We can compute \(\mathcal{F}(f)\) and \(\mathcal{F}(g)\) in \(\mathcal{O}(N^2\text{log}N^2 + M^2\text{log}M^2) = \mathcal{O}(N^2\text{log}N^2)\) time.

Then, the Hadamart product involves \((N^2)\) operations.

Finally, the inverse FFT requires \(\mathcal{O}(N^2\text{log}N^2)\) time. Thus, we reduce the time complexity of the convolutional layer from \(\mathcal{O}(N^2M^2)\) to \(\mathcal{O}(N^2\text{log}N^2)\).

Pratt et. al. propose such a CNN architecture, which they term Fourier convolutional neural networks (FCNN). The traditional "sliding window" approach to convolutional filtering is replaced by computations of the FFT entirely in the frequency domain.

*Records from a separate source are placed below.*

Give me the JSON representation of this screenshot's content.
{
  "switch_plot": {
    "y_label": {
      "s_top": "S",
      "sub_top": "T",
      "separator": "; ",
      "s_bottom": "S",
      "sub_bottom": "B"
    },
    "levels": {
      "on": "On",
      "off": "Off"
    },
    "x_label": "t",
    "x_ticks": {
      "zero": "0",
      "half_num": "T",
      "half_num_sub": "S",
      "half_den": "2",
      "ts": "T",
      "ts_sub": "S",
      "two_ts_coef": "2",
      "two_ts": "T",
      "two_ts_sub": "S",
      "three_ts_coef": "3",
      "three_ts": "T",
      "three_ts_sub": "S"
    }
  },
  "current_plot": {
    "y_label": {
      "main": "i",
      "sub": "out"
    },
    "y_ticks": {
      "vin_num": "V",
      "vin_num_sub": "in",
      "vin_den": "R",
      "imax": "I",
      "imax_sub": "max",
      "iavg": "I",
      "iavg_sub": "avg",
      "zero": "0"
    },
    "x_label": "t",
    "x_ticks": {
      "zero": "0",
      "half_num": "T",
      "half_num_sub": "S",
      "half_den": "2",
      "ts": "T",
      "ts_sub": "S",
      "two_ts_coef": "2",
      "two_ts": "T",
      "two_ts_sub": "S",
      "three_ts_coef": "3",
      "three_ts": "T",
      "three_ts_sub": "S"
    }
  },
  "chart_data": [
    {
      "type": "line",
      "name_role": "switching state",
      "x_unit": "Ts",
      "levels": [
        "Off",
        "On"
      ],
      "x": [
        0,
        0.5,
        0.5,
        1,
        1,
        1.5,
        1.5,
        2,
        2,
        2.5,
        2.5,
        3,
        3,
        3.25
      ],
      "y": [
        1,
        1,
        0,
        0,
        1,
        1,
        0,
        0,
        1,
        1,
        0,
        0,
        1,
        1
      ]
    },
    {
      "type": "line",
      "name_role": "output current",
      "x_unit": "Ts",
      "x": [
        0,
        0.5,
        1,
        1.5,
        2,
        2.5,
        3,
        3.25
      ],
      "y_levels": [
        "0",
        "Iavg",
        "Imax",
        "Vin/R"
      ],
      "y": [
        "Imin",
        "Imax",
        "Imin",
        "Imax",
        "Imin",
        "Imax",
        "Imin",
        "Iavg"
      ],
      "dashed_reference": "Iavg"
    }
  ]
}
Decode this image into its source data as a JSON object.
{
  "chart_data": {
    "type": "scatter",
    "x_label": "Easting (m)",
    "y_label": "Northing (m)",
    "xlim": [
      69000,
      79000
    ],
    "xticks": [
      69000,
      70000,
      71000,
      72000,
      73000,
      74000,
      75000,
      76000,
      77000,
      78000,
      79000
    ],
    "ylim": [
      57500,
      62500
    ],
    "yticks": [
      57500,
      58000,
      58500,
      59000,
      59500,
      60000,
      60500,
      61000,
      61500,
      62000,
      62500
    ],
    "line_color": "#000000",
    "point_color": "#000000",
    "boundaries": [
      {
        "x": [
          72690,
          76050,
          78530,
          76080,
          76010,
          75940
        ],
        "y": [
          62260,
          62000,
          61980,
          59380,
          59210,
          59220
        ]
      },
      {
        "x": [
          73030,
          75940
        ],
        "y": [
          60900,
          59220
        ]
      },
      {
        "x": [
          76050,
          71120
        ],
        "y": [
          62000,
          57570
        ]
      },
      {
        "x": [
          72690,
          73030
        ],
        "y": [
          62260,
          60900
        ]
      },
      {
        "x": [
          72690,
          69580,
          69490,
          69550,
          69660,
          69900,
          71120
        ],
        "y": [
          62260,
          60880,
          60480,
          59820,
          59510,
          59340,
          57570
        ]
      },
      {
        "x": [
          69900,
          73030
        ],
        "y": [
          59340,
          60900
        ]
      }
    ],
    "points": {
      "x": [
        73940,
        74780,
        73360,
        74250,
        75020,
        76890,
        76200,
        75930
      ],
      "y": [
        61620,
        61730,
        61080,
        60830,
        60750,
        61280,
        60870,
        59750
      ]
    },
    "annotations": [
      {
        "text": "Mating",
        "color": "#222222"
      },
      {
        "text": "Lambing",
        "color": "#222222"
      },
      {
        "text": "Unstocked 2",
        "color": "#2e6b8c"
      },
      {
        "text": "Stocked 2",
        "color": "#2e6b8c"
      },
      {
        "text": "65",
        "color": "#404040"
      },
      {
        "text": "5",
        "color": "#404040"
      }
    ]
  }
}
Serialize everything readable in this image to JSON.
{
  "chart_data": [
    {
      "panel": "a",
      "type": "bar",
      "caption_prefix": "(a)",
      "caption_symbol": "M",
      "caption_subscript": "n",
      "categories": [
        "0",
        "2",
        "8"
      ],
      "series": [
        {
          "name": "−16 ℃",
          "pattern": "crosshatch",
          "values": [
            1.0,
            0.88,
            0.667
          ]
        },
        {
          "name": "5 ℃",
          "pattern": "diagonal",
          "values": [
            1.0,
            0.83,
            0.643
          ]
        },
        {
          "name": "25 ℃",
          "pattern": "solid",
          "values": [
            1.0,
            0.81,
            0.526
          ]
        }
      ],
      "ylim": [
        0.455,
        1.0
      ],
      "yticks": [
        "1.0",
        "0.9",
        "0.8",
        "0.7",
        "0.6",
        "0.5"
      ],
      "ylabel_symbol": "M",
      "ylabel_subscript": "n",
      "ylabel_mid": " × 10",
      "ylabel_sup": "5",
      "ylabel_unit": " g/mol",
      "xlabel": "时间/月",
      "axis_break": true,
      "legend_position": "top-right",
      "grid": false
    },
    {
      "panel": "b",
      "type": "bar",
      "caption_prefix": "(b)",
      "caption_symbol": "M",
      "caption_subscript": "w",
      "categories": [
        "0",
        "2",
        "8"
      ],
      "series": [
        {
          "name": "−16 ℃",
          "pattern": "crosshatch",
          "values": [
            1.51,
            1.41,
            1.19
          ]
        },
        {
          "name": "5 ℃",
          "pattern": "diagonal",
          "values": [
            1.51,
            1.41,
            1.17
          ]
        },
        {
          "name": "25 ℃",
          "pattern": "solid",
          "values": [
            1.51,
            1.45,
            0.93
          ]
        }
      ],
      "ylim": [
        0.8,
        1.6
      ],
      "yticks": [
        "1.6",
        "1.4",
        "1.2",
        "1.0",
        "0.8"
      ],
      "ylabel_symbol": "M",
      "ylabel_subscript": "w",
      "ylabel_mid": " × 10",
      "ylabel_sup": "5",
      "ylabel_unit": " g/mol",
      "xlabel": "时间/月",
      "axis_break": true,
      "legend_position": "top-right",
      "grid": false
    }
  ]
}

FCNNs also allow kernel sizes to be learned. In a typical neural network, kernels have fixed size and the network learns only the kernel weights. Since all the operations can now be carried out in the frequency domain, we do not compute the convolutions directly. In an FCNN, kernels can have arbitrary size, limited only by the initial image size. So, a Fourier CNN can not only learn the kernel weights but also the kernel size [5].


References

  1. Bishop, Christopher M. Pattern Recognition and Machine Learning. Singapore: Springer Science+Business Media, LLC, 2006.
  2. Cooley, James W., and Tukey, John W. "An Algorithm for the Machine Calculation of Complex Fourier Series." Mathematics of Computation, 1965, 297-301. doi:10.1090/S0025-5718-1965-0178586-1.
  3. Heideman, M., D. Johnson, and C. Burrus. ”Gauss and the History of the Fast Fourier Transform.” IEEE ASSP Magazine 1, no. 4 (1984): 14-21. doi:10.1109/massp.1984.1162257.
  4. Mathieu, Michael, and Mikael Henaff. ”Fast Training of Convolutional Networks through FFTs.” arXiv:1312.5851v5 [cs.CV], March 6, 2014.
  5. Pratt, Harry, Bryan Williams, Frans Coenen, and Yalin Zheng. ”FCNN: Fourier Convolutional Neural Networks.” Machine Learning and Knowledge Discovery in Databases Lecture Notes in Computer Science, 2017, 786-98. doi:10.1007/978-3-319-71249-9 47.
  6. Stein, Elias M., and Rami Shakarchi. Princeton Lectures in Analysis: Fourier Analysis. Princeton: Princeton Univ. Press, 2003.